Born Sydney, Australia 1904, died Sydney 1984
John Passmore studied in Sydney with Julian Ashton and George Lambert, and independently in Europe between 1933 and 1950. During this time and throughout his career, Passmore studied the work and ideas of Paul Cézanne. His earlier paintings, hovering between figuration and abstraction, show the French artist’s influences in colour, texture and form.
During the 1950s Passmore taught at the Julian Ashton School where his studio had views over Sydney Harbour, the inspiration for many paintings. Participating in Direction 1, a group exhibition of abstract art at Macquarie Galleries in Sydney (1956), had a strong influence on his practice, providing Passmore with the impetus to explore his theories of the unconscious act in art-making and to experiment with abstraction.
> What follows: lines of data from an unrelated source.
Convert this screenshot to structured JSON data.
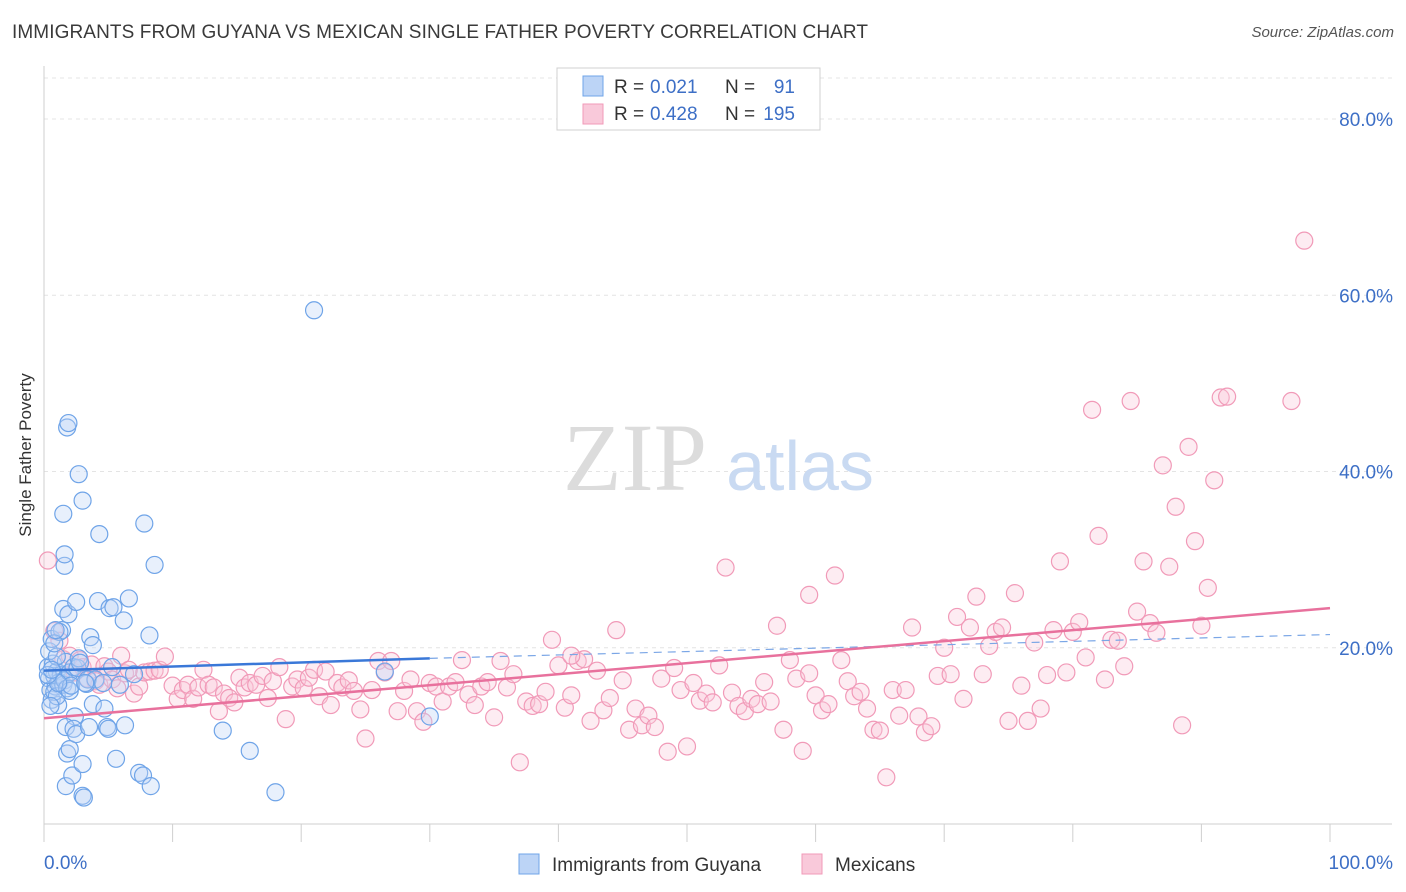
{
  "title": "IMMIGRANTS FROM GUYANA VS MEXICAN SINGLE FATHER POVERTY CORRELATION CHART",
  "source": "Source: ZipAtlas.com",
  "watermark": {
    "zip": "ZIP",
    "atlas": "atlas"
  },
  "legend": {
    "rows": [
      {
        "r_label": "R =",
        "r_value": "0.021",
        "n_label": "N =",
        "n_value": "91",
        "color": "#6fa4e8"
      },
      {
        "r_label": "R =",
        "r_value": "0.428",
        "n_label": "N =",
        "n_value": "195",
        "color": "#f19ab8"
      }
    ]
  },
  "chart_data": {
    "type": "scatter",
    "title": "IMMIGRANTS FROM GUYANA VS MEXICAN SINGLE FATHER POVERTY CORRELATION CHART",
    "xlabel": "",
    "ylabel": "Single Father Poverty",
    "xlim": [
      0,
      100
    ],
    "ylim": [
      0,
      85
    ],
    "x_tick_labels": [
      "0.0%",
      "100.0%"
    ],
    "y_ticks": [
      20,
      40,
      60,
      80
    ],
    "y_tick_labels": [
      "20.0%",
      "40.0%",
      "60.0%",
      "80.0%"
    ],
    "grid": true,
    "legend_position": "top-center",
    "series": [
      {
        "name": "Immigrants from Guyana",
        "color": "#6fa4e8",
        "trend": {
          "x": [
            0,
            30
          ],
          "y": [
            17.4,
            18.8
          ],
          "dashed_to": [
            100,
            21.5
          ]
        },
        "points": [
          [
            0.3,
            17.8
          ],
          [
            0.4,
            16.5
          ],
          [
            0.5,
            15.2
          ],
          [
            0.6,
            14.1
          ],
          [
            0.7,
            18.2
          ],
          [
            0.8,
            16.8
          ],
          [
            0.9,
            15.6
          ],
          [
            1.0,
            17.3
          ],
          [
            1.1,
            13.5
          ],
          [
            1.2,
            16.1
          ],
          [
            0.4,
            19.6
          ],
          [
            0.6,
            21.0
          ],
          [
            0.8,
            15.0
          ],
          [
            1.0,
            14.5
          ],
          [
            1.3,
            16.9
          ],
          [
            1.4,
            22.0
          ],
          [
            1.5,
            15.8
          ],
          [
            1.6,
            16.3
          ],
          [
            1.7,
            18.4
          ],
          [
            1.8,
            15.4
          ],
          [
            2.0,
            15.1
          ],
          [
            1.5,
            24.4
          ],
          [
            1.6,
            29.3
          ],
          [
            1.5,
            35.2
          ],
          [
            1.6,
            30.6
          ],
          [
            1.9,
            23.8
          ],
          [
            2.0,
            17.2
          ],
          [
            2.1,
            15.7
          ],
          [
            2.3,
            17.8
          ],
          [
            2.4,
            12.2
          ],
          [
            1.7,
            11.0
          ],
          [
            1.8,
            8.0
          ],
          [
            2.0,
            8.5
          ],
          [
            1.7,
            4.3
          ],
          [
            2.2,
            5.5
          ],
          [
            2.6,
            17.7
          ],
          [
            2.3,
            10.8
          ],
          [
            2.5,
            10.2
          ],
          [
            2.7,
            18.8
          ],
          [
            2.5,
            25.2
          ],
          [
            1.8,
            45.0
          ],
          [
            1.9,
            45.5
          ],
          [
            2.7,
            39.7
          ],
          [
            3.0,
            36.7
          ],
          [
            3.0,
            6.8
          ],
          [
            3.0,
            3.2
          ],
          [
            3.1,
            3.0
          ],
          [
            3.3,
            15.9
          ],
          [
            3.4,
            16.4
          ],
          [
            3.5,
            11.0
          ],
          [
            3.6,
            21.2
          ],
          [
            3.8,
            13.6
          ],
          [
            3.8,
            20.3
          ],
          [
            4.0,
            16.4
          ],
          [
            4.2,
            25.3
          ],
          [
            4.3,
            32.9
          ],
          [
            4.6,
            16.0
          ],
          [
            4.7,
            13.1
          ],
          [
            4.9,
            11.0
          ],
          [
            5.1,
            24.5
          ],
          [
            5.0,
            10.8
          ],
          [
            5.3,
            17.8
          ],
          [
            5.4,
            24.6
          ],
          [
            5.6,
            7.4
          ],
          [
            5.9,
            15.8
          ],
          [
            6.2,
            23.1
          ],
          [
            6.3,
            11.2
          ],
          [
            6.6,
            25.6
          ],
          [
            7.0,
            17.0
          ],
          [
            7.4,
            5.8
          ],
          [
            7.7,
            5.5
          ],
          [
            7.8,
            34.1
          ],
          [
            8.2,
            21.4
          ],
          [
            8.3,
            4.3
          ],
          [
            8.6,
            29.4
          ],
          [
            1.0,
            19.0
          ],
          [
            1.2,
            21.8
          ],
          [
            0.8,
            20.5
          ],
          [
            0.5,
            13.4
          ],
          [
            1.1,
            16.0
          ],
          [
            13.9,
            10.6
          ],
          [
            16.0,
            8.3
          ],
          [
            18.0,
            3.6
          ],
          [
            21.0,
            58.3
          ],
          [
            26.5,
            17.3
          ],
          [
            30.0,
            12.2
          ],
          [
            0.9,
            22.0
          ],
          [
            0.3,
            16.9
          ],
          [
            2.8,
            18.3
          ],
          [
            3.2,
            16.0
          ],
          [
            0.6,
            17.5
          ]
        ]
      },
      {
        "name": "Mexicans",
        "color": "#f19ab8",
        "trend": {
          "x": [
            0,
            100
          ],
          "y": [
            12.0,
            24.5
          ]
        },
        "points": [
          [
            0.3,
            29.9
          ],
          [
            0.8,
            21.9
          ],
          [
            1.2,
            20.8
          ],
          [
            1.5,
            18.7
          ],
          [
            2.0,
            19.1
          ],
          [
            2.4,
            17.2
          ],
          [
            2.8,
            18.6
          ],
          [
            3.0,
            17.8
          ],
          [
            3.4,
            16.5
          ],
          [
            3.7,
            18.1
          ],
          [
            4.0,
            16.2
          ],
          [
            4.3,
            15.8
          ],
          [
            4.7,
            17.9
          ],
          [
            5.0,
            17.3
          ],
          [
            5.3,
            16.4
          ],
          [
            5.7,
            15.4
          ],
          [
            6.0,
            19.1
          ],
          [
            6.3,
            17.1
          ],
          [
            6.6,
            17.5
          ],
          [
            7.0,
            14.8
          ],
          [
            7.4,
            15.6
          ],
          [
            7.8,
            17.2
          ],
          [
            8.2,
            17.3
          ],
          [
            8.6,
            17.4
          ],
          [
            9.0,
            17.5
          ],
          [
            9.4,
            19.0
          ],
          [
            10.0,
            15.7
          ],
          [
            10.4,
            14.2
          ],
          [
            10.8,
            15.2
          ],
          [
            11.2,
            15.8
          ],
          [
            11.6,
            14.2
          ],
          [
            12.0,
            15.5
          ],
          [
            12.4,
            17.5
          ],
          [
            12.8,
            15.8
          ],
          [
            13.2,
            15.5
          ],
          [
            13.6,
            12.8
          ],
          [
            14.0,
            14.8
          ],
          [
            14.4,
            14.3
          ],
          [
            14.8,
            13.8
          ],
          [
            15.2,
            16.6
          ],
          [
            15.6,
            15.5
          ],
          [
            16.0,
            16.0
          ],
          [
            16.5,
            15.8
          ],
          [
            17.0,
            16.8
          ],
          [
            17.4,
            14.3
          ],
          [
            17.8,
            16.2
          ],
          [
            18.3,
            17.8
          ],
          [
            18.8,
            11.9
          ],
          [
            19.3,
            15.6
          ],
          [
            19.7,
            16.4
          ],
          [
            20.2,
            15.4
          ],
          [
            20.6,
            16.6
          ],
          [
            21.0,
            17.5
          ],
          [
            21.4,
            14.5
          ],
          [
            21.9,
            17.3
          ],
          [
            22.3,
            13.5
          ],
          [
            22.8,
            16.0
          ],
          [
            23.2,
            15.5
          ],
          [
            23.7,
            16.3
          ],
          [
            24.1,
            15.1
          ],
          [
            24.6,
            13.0
          ],
          [
            25.0,
            9.7
          ],
          [
            25.5,
            15.2
          ],
          [
            26.0,
            18.5
          ],
          [
            26.5,
            17.2
          ],
          [
            27.0,
            18.5
          ],
          [
            27.5,
            12.8
          ],
          [
            28.0,
            15.1
          ],
          [
            28.5,
            16.4
          ],
          [
            29.0,
            12.8
          ],
          [
            29.5,
            11.6
          ],
          [
            30.0,
            16.0
          ],
          [
            30.5,
            15.6
          ],
          [
            31.0,
            13.9
          ],
          [
            31.5,
            15.6
          ],
          [
            32.0,
            16.1
          ],
          [
            32.5,
            18.6
          ],
          [
            33.0,
            14.7
          ],
          [
            33.5,
            13.5
          ],
          [
            34.0,
            15.6
          ],
          [
            34.5,
            16.1
          ],
          [
            35.0,
            12.1
          ],
          [
            35.5,
            18.5
          ],
          [
            36.0,
            15.5
          ],
          [
            36.5,
            17.0
          ],
          [
            37.0,
            7.0
          ],
          [
            37.5,
            13.9
          ],
          [
            38.0,
            13.4
          ],
          [
            38.5,
            13.6
          ],
          [
            39.0,
            15.0
          ],
          [
            39.5,
            20.9
          ],
          [
            40.0,
            18.0
          ],
          [
            40.5,
            13.2
          ],
          [
            41.0,
            14.6
          ],
          [
            41.5,
            18.5
          ],
          [
            42.0,
            18.7
          ],
          [
            42.5,
            11.7
          ],
          [
            43.0,
            17.4
          ],
          [
            43.5,
            12.9
          ],
          [
            44.0,
            14.3
          ],
          [
            44.5,
            22.0
          ],
          [
            45.0,
            16.3
          ],
          [
            45.5,
            10.7
          ],
          [
            46.0,
            13.1
          ],
          [
            46.5,
            11.2
          ],
          [
            47.0,
            12.3
          ],
          [
            47.5,
            11.0
          ],
          [
            48.0,
            16.5
          ],
          [
            48.5,
            8.2
          ],
          [
            49.0,
            17.7
          ],
          [
            49.5,
            15.2
          ],
          [
            50.0,
            8.8
          ],
          [
            50.5,
            16.0
          ],
          [
            51.0,
            14.0
          ],
          [
            51.5,
            14.8
          ],
          [
            52.0,
            13.8
          ],
          [
            52.5,
            18.0
          ],
          [
            53.0,
            29.1
          ],
          [
            53.5,
            14.9
          ],
          [
            54.0,
            13.4
          ],
          [
            54.5,
            12.8
          ],
          [
            55.0,
            14.2
          ],
          [
            55.5,
            13.6
          ],
          [
            56.0,
            16.1
          ],
          [
            56.5,
            13.9
          ],
          [
            57.0,
            22.5
          ],
          [
            57.5,
            10.7
          ],
          [
            58.0,
            18.6
          ],
          [
            58.5,
            16.5
          ],
          [
            59.0,
            8.3
          ],
          [
            59.5,
            17.1
          ],
          [
            60.0,
            14.6
          ],
          [
            60.5,
            12.9
          ],
          [
            61.0,
            13.6
          ],
          [
            61.5,
            28.2
          ],
          [
            62.0,
            18.6
          ],
          [
            62.5,
            16.2
          ],
          [
            63.0,
            14.5
          ],
          [
            63.5,
            15.0
          ],
          [
            64.0,
            13.1
          ],
          [
            64.5,
            10.7
          ],
          [
            65.0,
            10.6
          ],
          [
            65.5,
            5.3
          ],
          [
            66.0,
            15.2
          ],
          [
            66.5,
            12.3
          ],
          [
            67.0,
            15.2
          ],
          [
            67.5,
            22.3
          ],
          [
            68.0,
            12.2
          ],
          [
            68.5,
            10.4
          ],
          [
            69.0,
            11.1
          ],
          [
            69.5,
            16.8
          ],
          [
            70.0,
            20.0
          ],
          [
            70.5,
            17.0
          ],
          [
            71.0,
            23.5
          ],
          [
            71.5,
            14.2
          ],
          [
            72.0,
            22.3
          ],
          [
            72.5,
            25.8
          ],
          [
            73.0,
            17.0
          ],
          [
            73.5,
            20.2
          ],
          [
            74.0,
            21.8
          ],
          [
            74.5,
            22.3
          ],
          [
            75.0,
            11.7
          ],
          [
            75.5,
            26.2
          ],
          [
            76.0,
            15.7
          ],
          [
            76.5,
            11.7
          ],
          [
            77.0,
            20.6
          ],
          [
            77.5,
            13.1
          ],
          [
            78.0,
            16.9
          ],
          [
            78.5,
            22.0
          ],
          [
            79.0,
            29.8
          ],
          [
            79.5,
            17.2
          ],
          [
            80.0,
            21.8
          ],
          [
            80.5,
            22.9
          ],
          [
            81.0,
            18.9
          ],
          [
            81.5,
            47.0
          ],
          [
            82.0,
            32.7
          ],
          [
            82.5,
            16.4
          ],
          [
            83.0,
            20.9
          ],
          [
            83.5,
            20.8
          ],
          [
            84.0,
            17.9
          ],
          [
            84.5,
            48.0
          ],
          [
            85.0,
            24.1
          ],
          [
            85.5,
            29.8
          ],
          [
            86.0,
            22.8
          ],
          [
            86.5,
            21.7
          ],
          [
            87.0,
            40.7
          ],
          [
            87.5,
            29.2
          ],
          [
            88.0,
            36.0
          ],
          [
            88.5,
            11.2
          ],
          [
            89.0,
            42.8
          ],
          [
            89.5,
            32.1
          ],
          [
            90.0,
            22.5
          ],
          [
            90.5,
            26.8
          ],
          [
            91.0,
            39.0
          ],
          [
            91.5,
            48.4
          ],
          [
            92.0,
            48.5
          ],
          [
            97.0,
            48.0
          ],
          [
            98.0,
            66.2
          ],
          [
            41.0,
            19.1
          ],
          [
            59.5,
            26.0
          ]
        ]
      }
    ]
  },
  "bottom_legend": [
    {
      "label": "Immigrants from Guyana",
      "color": "#6fa4e8"
    },
    {
      "label": "Mexicans",
      "color": "#f19ab8"
    }
  ]
}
The seagull (1958) shows this influence and was painted at a time when Passmore was increasingly pursuing abstraction. It is one of a number of small abstract paintings the artist made on newspaper and reflects a spontaneity characteristic of his gesture in this later expressionistic period. The work also illustrates the reduction of his palette to more somber tones, in which tertiary colours of black, brown and grey feature strongly.
A major retrospective of Passmore’s work was organised at the Art Gallery of New South Wales in 1984, and he was included in The Antipodeans, Challenges and Response in Australian Art 1955–1965, National Gallery of Australia (2000). His work is represented in the National Gallery of Australia, most state and regional galleries, as well as university and public collections.